In 1776, Murray was a seasoned merchant sailor, and wanted to command a ship in the Continental Navy, but there were no vessels available for him. As a result, Murray joined the infantry, accepting a commission as a second lieutenant in Captain Patrick Sim’s Second Company of the First Maryland Regiment. He served with the First Maryland Regiment for just over a year, helping the Continental Army fight the British, most notably at the Battle of Brooklyn.[1]

However, on April 10, 1777, when a ship was finally ready for him, Murray left the Army to join the Continental Navy as the captain of a privateer.[2] With a letter of marque, Murray, from 1777 until 1780, commanded a myriad of vessels of war, in the Atlantic Ocean along the Eastern Shore.[3] The letter of marque allowed him to attack and capture any ship “carrying Soldiers, Arms, Gun-powder, Ammunition, Provisions, or any other contraband Goods, to any of the British Armies or Ships of War employed against these colonies.” [4]

Murray fought in the Continental Navy for the rest of the war, serving with distinction and twice enduring captivity. After the war, he returned to private life, until 1798, when he rejoined the Navy, receiving a commission as a Captain, and took command of the U.S.S. Constellation. As the author Samuel Putnam Waldo wrote in 1823 about Murray, “…there was not a single American living who has passed through more arduous duty; faced more dangers-fought in more battles; or achieved more victories.”[5]

Yet even with his success, Murray ran into trouble with the U.S. Government in the early 1800s, when he seized a ship that did not belong to the enemy. Murray’s actions resulted in a Supreme Court case against him, entitled Murray v. The Charming Betsey (6 U.S. 64 (1804). In that case, Murray, commander of U.S.S. Constellation, seized the schooner The Charming Betsey, which had originally been an American vessel. The prior owners of the ship had sold it and its cargo of ammunition to Jared Schattuck, born in the United States, but then a Danish subject. The ship was thereafter captured by the French Navy and, in 1800, recaptured by Murray. Murray believed that the ship was trading with the French and, thus, was in violation of an Act of Congress. The law outlined that no ship was to partake in “the commercial intercourse between the United States and France…” As a result of Murray’s misjudgment, in 1804, the Supreme Court ordered that the vessel be returned to Schattuck.[6]

Murray died on October 6, 1821 from typhoid. After a grand ceremony, he was buried at Laurel Hill Cemetery in Philadelphia.[7]
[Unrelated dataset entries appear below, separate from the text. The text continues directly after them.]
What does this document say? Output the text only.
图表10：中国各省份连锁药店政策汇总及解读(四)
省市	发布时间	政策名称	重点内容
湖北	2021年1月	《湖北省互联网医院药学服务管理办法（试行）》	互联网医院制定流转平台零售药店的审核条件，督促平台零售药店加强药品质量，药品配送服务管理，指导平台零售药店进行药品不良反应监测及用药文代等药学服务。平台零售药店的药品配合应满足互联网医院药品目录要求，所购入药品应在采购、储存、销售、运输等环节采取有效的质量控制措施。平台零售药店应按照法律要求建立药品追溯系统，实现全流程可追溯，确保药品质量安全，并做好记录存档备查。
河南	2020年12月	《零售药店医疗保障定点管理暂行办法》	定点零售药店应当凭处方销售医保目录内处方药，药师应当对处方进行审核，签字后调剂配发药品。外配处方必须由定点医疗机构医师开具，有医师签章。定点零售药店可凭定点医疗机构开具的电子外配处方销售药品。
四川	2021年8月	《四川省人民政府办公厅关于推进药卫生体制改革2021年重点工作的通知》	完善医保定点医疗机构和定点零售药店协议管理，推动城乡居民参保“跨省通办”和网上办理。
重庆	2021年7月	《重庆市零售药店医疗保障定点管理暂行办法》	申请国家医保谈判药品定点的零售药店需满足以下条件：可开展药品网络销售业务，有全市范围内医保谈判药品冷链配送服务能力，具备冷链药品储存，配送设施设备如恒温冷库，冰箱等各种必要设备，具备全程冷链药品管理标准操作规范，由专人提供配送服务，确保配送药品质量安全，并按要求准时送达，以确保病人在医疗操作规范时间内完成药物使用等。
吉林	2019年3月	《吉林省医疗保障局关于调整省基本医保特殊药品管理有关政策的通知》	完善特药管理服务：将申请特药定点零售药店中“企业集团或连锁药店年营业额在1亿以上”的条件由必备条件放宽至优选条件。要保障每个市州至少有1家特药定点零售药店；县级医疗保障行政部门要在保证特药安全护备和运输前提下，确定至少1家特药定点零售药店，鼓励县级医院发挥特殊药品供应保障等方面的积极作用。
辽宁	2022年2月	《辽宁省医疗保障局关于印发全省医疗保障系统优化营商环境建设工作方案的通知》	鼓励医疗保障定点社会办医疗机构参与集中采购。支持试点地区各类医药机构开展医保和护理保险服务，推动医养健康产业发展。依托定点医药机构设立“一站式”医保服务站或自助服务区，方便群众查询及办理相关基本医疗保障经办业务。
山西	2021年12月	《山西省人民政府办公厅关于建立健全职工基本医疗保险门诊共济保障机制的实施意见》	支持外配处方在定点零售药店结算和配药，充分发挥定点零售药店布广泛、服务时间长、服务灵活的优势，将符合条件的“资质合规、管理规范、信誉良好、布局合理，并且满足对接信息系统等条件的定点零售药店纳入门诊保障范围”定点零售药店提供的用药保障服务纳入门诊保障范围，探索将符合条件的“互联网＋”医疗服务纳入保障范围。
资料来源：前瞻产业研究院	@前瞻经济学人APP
To read more about Murray’s life, click here.

-Joshua Rifkin

Notes

[1] Find a Grave, “Alexander Murray”; Muster Rolls and Other Records of Service of Maryland Troops in the American Revolution, Archives of Maryland Online, vol. 18, p. 13.

[2] Pension of Alexander Murray. The National Archives. Revolutionary War Pension and Bounty-Land Warrant Application Files. NARA M804 B.L.Wt. 2324-100, from fold3.com; Samuel Putnam Waldo, American Republic and the Kingdom of Great Britain, (Connecticut: Silas Andrus, 1823), 305.
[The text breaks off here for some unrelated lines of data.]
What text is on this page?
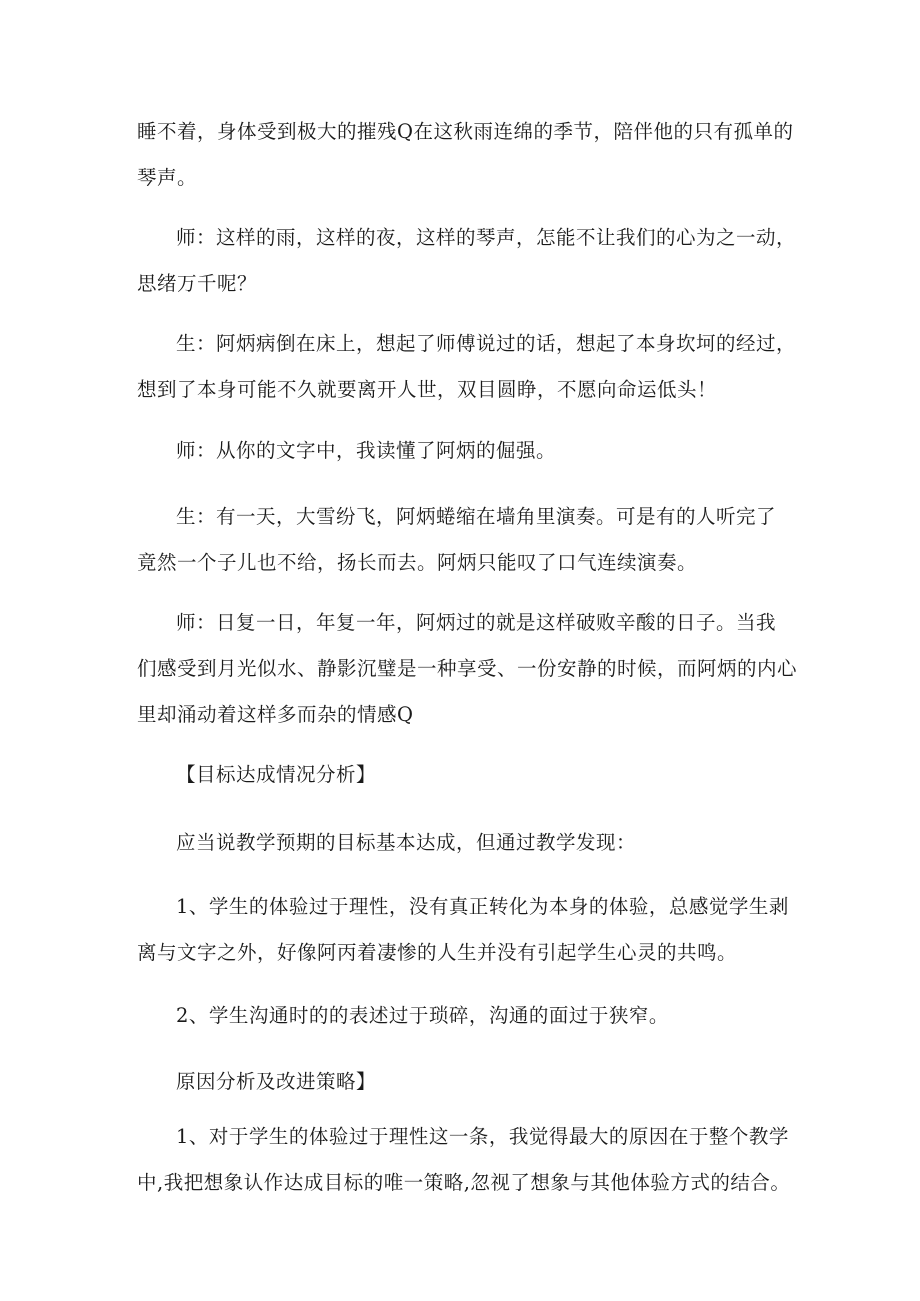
睡不着，身体受到极大的摧残Q在这秋雨连绵的季节，陪伴他的只有孤单的
琴声。

师：这样的雨，这样的夜，这样的琴声，怎能不让我们的心为之一动，
思绪万千呢？

生：阿炳病倒在床上，想起了师傅说过的话，想起了本身坎坷的经过，
想到了本身可能不久就要离开人世，双目圆睁，不愿向命运低头！

师：从你的文字中，我读懂了阿炳的倔强。

生：有一天，大雪纷飞，阿炳蜷缩在墙角里演奏。可是有的人听完了
竟然一个子儿也不给，扬长而去。阿炳只能叹了口气连续演奏。

师：日复一日，年复一年，阿炳过的就是这样破败辛酸的日子。当我
们感受到月光似水、静影沉璧是一种享受、一份安静的时候，而阿炳的内心
里却涌动着这样多而杂的情感Q

【目标达成情况分析】

应当说教学预期的目标基本达成，但通过教学发现：

1、学生的体验过于理性，没有真正转化为本身的体验，总感觉学生剥
离与文字之外，好像阿丙着凄惨的人生并没有引起学生心灵的共鸣。

2、学生沟通时的的表述过于琐碎，沟通的面过于狭窄。

原因分析及改进策略】

1、对于学生的体验过于理性这一条，我觉得最大的原因在于整个教学
中,我把想象认作达成目标的唯一策略,忽视了想象与其他体验方式的结合。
[3] Sons of the American Revolution Membership Application, 1889-1970, Volume 71, (Philadelphia, 1901), SAR 14055, from ancestry.com

[4] Ernest McNeill Eller, Chesapeake Bay in the American Revolution, (Centreville, Maryland: Tidewater Publishers, 1981), 265.

[5] Waldo, 305.

[6] U.S. Coast Guard. Record of Movements: Vessels of the United States Coast Guard: 1790- December 31, 1933. (Washington, DC: U.S. Government Printing Office, 1934); William R. Wells II, US Revenue Cutters Captured in the War of 1812, American Neptune 58, No. 3, 225-241; Murray v. The Charming Betsey, 6 U.S. 64 (1804).

[7] Find a Grave, “Alexander Murray.”